Not quite, however, because the story goes on to detail the assertions made by his former girlfriend in her restraining order application. Then there is a long section of the report on other allegations against him, as well as the statement that "Roman was well-known to the police." But interestingly:
A long list of charges dating back to 2007 and including assault, assault and battery, breaking and entering, and more drug charges, were all brought against Roman and ultimately dismissed, according to court documents.
All of this detail serves the purpose of impugning Roman and making the case that he deserved to die, as -- according to the standards of the media -- all perps who are killed by police must. Whether Roman actually fired at police officers approaching his car is -- I would say -- an open question. He may have.
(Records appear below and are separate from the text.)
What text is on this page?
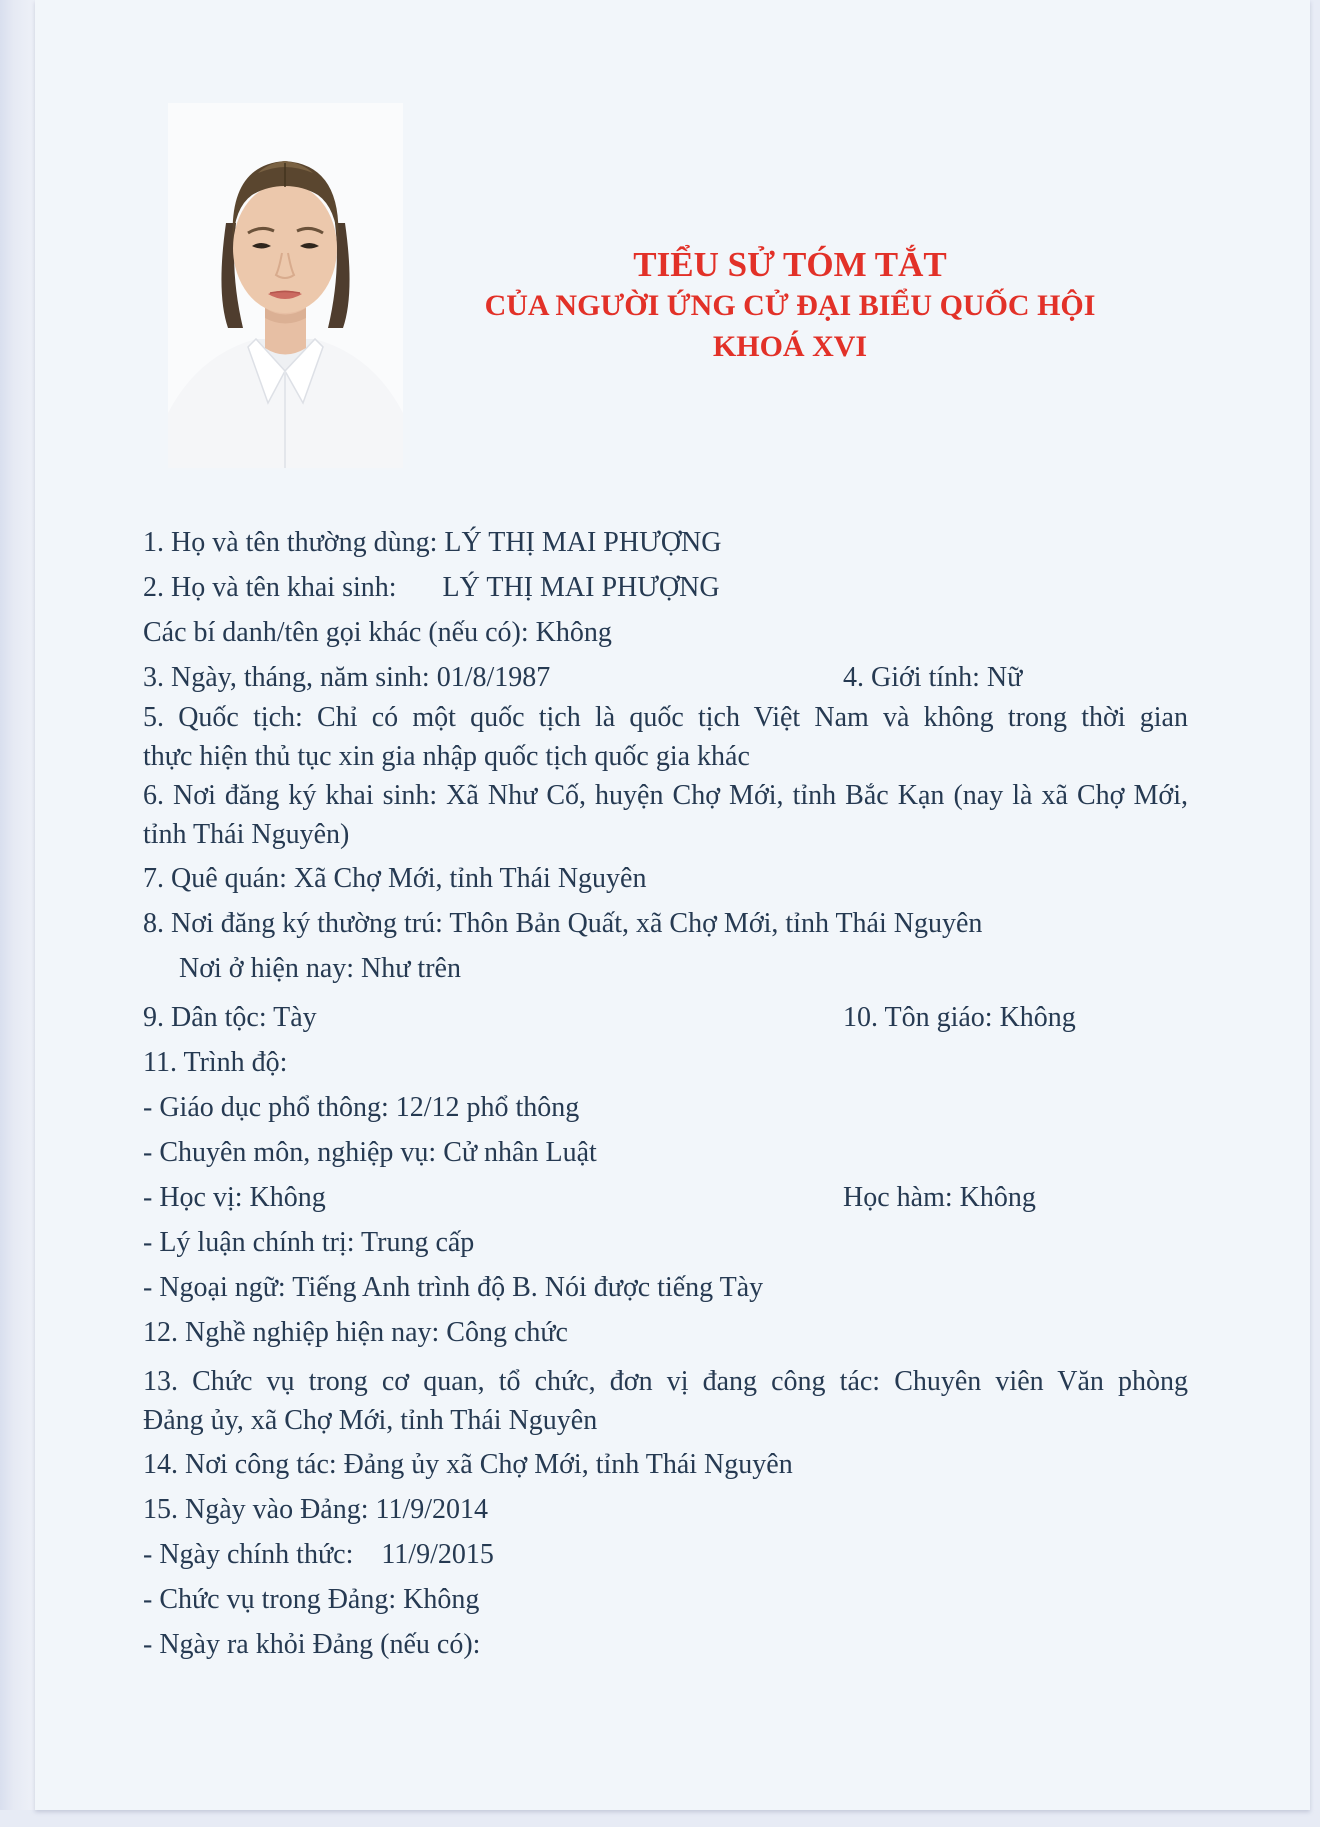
TIỂU SỬ TÓM TẮT
CỦA NGƯỜI ỨNG CỬ ĐẠI BIỂU QUỐC HỘI
KHOÁ XVI
1. Họ và tên thường dùng: LÝ THỊ MAI PHƯỢNG
2. Họ và tên khai sinh: LÝ THỊ MAI PHƯỢNG
Các bí danh/tên gọi khác (nếu có): Không
3. Ngày, tháng, năm sinh: 01/8/1987	4. Giới tính: Nữ
5. Quốc tịch: Chỉ có một quốc tịch là quốc tịch Việt Nam và không trong thời gian
thực hiện thủ tục xin gia nhập quốc tịch quốc gia khác
6. Nơi đăng ký khai sinh: Xã Như Cố, huyện Chợ Mới, tỉnh Bắc Kạn (nay là xã Chợ Mới,
tỉnh Thái Nguyên)
7. Quê quán: Xã Chợ Mới, tỉnh Thái Nguyên
8. Nơi đăng ký thường trú: Thôn Bản Quất, xã Chợ Mới, tỉnh Thái Nguyên
Nơi ở hiện nay: Như trên
9. Dân tộc: Tày	10. Tôn giáo: Không
11. Trình độ:
- Giáo dục phổ thông: 12/12 phổ thông
- Chuyên môn, nghiệp vụ: Cử nhân Luật
- Học vị: Không	Học hàm: Không
- Lý luận chính trị: Trung cấp
- Ngoại ngữ: Tiếng Anh trình độ B. Nói được tiếng Tày
12. Nghề nghiệp hiện nay: Công chức
13. Chức vụ trong cơ quan, tổ chức, đơn vị đang công tác: Chuyên viên Văn phòng
Đảng ủy, xã Chợ Mới, tỉnh Thái Nguyên
14. Nơi công tác: Đảng ủy xã Chợ Mới, tỉnh Thái Nguyên
15. Ngày vào Đảng: 11/9/2014
- Ngày chính thức: 11/9/2015
- Chức vụ trong Đảng: Không
- Ngày ra khỏi Đảng (nếu có):
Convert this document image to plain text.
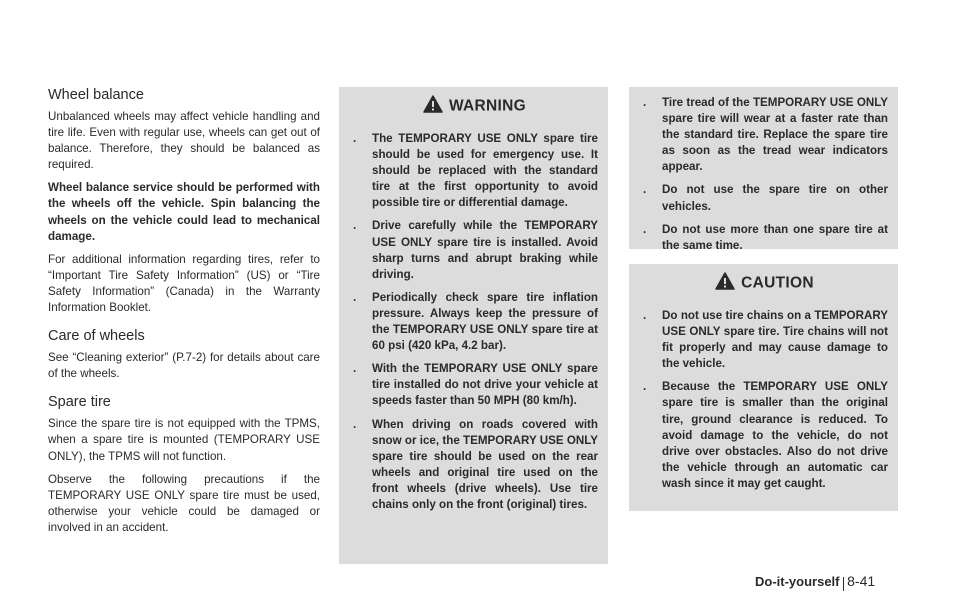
Wheel balance

Unbalanced wheels may affect vehicle handling and tire life. Even with regular use, wheels can get out of balance. Therefore, they should be balanced as required.

Wheel balance service should be performed with the wheels off the vehicle. Spin balancing the wheels on the vehicle could lead to mechanical damage.

For additional information regarding tires, refer to “Important Tire Safety Information” (US) or “Tire Safety Information” (Canada) in the Warranty Information Booklet.

Care of wheels

See “Cleaning exterior” (P.7-2) for details about care of the wheels.

Spare tire

Since the spare tire is not equipped with the TPMS, when a spare tire is mounted (TEMPORARY USE ONLY), the TPMS will not function.

Observe the following precautions if the TEMPORARY USE ONLY spare tire must be used, otherwise your vehicle could be damaged or involved in an accident.

WARNING
. The TEMPORARY USE ONLY spare tire should be used for emergency use. It should be replaced with the standard tire at the first opportunity to avoid possible tire or differential damage.
. Drive carefully while the TEMPORARY USE ONLY spare tire is installed. Avoid sharp turns and abrupt braking while driving.
. Periodically check spare tire inflation pressure. Always keep the pressure of the TEMPORARY USE ONLY spare tire at 60 psi (420 kPa, 4.2 bar).
. With the TEMPORARY USE ONLY spare tire installed do not drive your vehicle at speeds faster than 50 MPH (80 km/h).
. When driving on roads covered with snow or ice, the TEMPORARY USE ONLY spare tire should be used on the rear wheels and original tire used on the front wheels (drive wheels). Use tire chains only on the front (original) tires.
. Tire tread of the TEMPORARY USE ONLY spare tire will wear at a faster rate than the standard tire. Replace the spare tire as soon as the tread wear indicators appear.
. Do not use the spare tire on other vehicles.
. Do not use more than one spare tire at the same time.
CAUTION
. Do not use tire chains on a TEMPORARY USE ONLY spare tire. Tire chains will not fit properly and may cause damage to the vehicle.
. Because the TEMPORARY USE ONLY spare tire is smaller than the original tire, ground clearance is reduced. To avoid damage to the vehicle, do not drive over obstacles. Also do not drive the vehicle through an automatic car wash since it may get caught.
Do-it-yourself 8-41
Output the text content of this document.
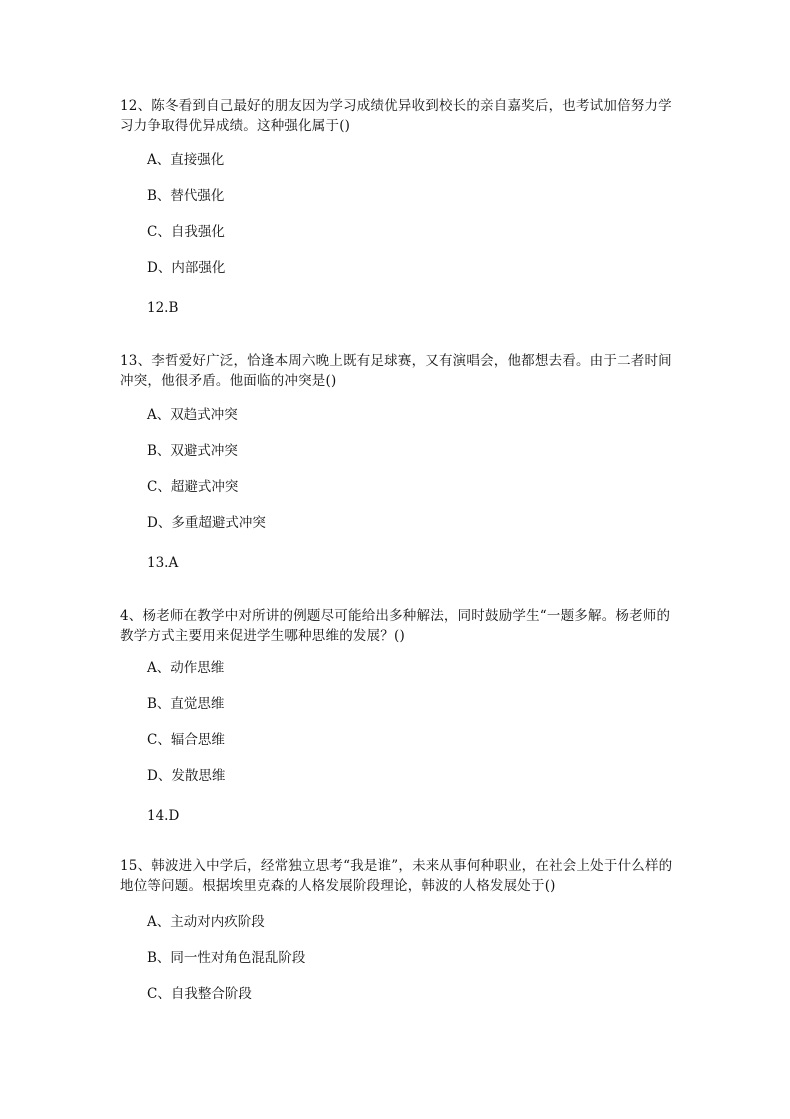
12、陈冬看到自己最好的朋友因为学习成绩优异收到校长的亲自嘉奖后，也考试加倍努力学习力争取得优异成绩。这种强化属于()

A、直接强化
B、替代强化
C、自我强化
D、内部强化
12.B

13、李哲爱好广泛，恰逢本周六晚上既有足球赛，又有演唱会，他都想去看。由于二者时间冲突，他很矛盾。他面临的冲突是()

A、双趋式冲突
B、双避式冲突
C、超避式冲突
D、多重超避式冲突
13.A

4、杨老师在教学中对所讲的例题尽可能给出多种解法，同时鼓励学生“一题多解。杨老师的教学方式主要用来促进学生哪种思维的发展？()

A、动作思维
B、直觉思维
C、辐合思维
D、发散思维
14.D

15、韩波进入中学后，经常独立思考“我是谁”，未来从事何种职业，在社会上处于什么样的地位等问题。根据埃里克森的人格发展阶段理论，韩波的人格发展处于()

A、主动对内疚阶段
B、同一性对角色混乱阶段
C、自我整合阶段
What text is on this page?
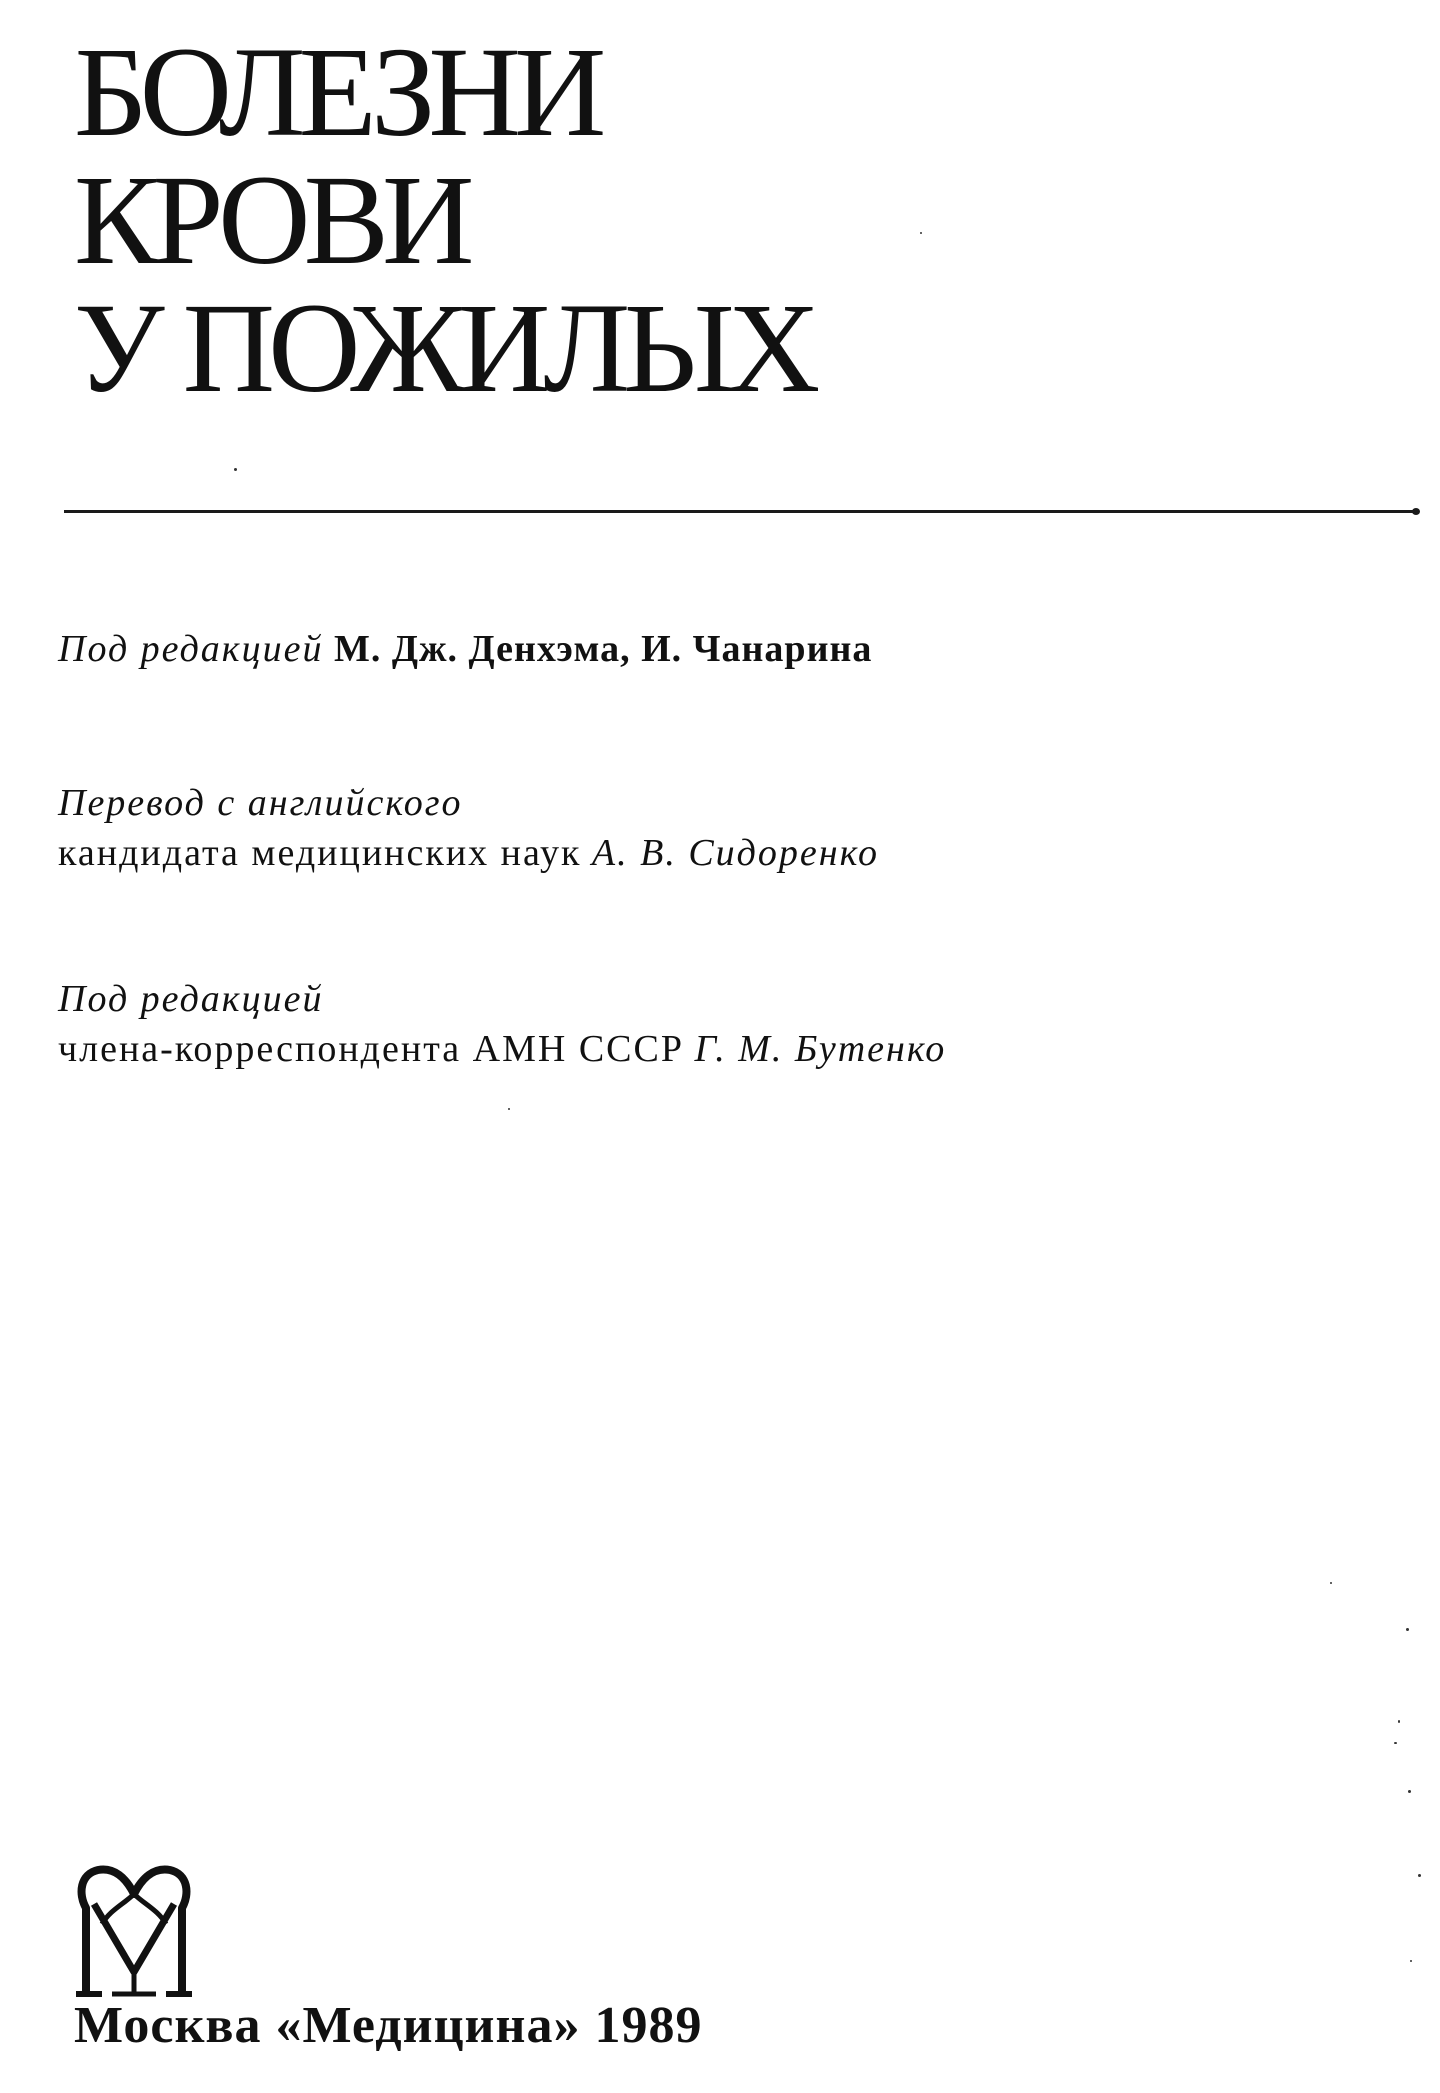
БОЛЕЗНИ
КРОВИ
У ПОЖИЛЫХ
Под редакцией М. Дж. Денхэма, И. Чанарина
Перевод с английского
кандидата медицинских наук А. В. Сидоренко
Под редакцией
члена-корреспондента АМН СССР Г. М. Бутенко
Москва «Медицина» 1989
He may not have, but we should (by now) be skeptical of police statements. Firing, brandishing, reaching... all of these actions and more are routinely used to justify police killings, but without solid corroboration, we can't be sure that any such thing actually happened.

But what we can always be sure of is that the reports appearing in the media regarding the incident will always feature and focus on the victim's alleged "badness."


This story is one of the purest of its kind.

NOTE: I'll have some things to say about the killing of two deputies in California yesterday when I get a chance later. For now, though, I'll just say that I wouldn't have known about it unless a friend emailed me with a sideways reference... had to look it up.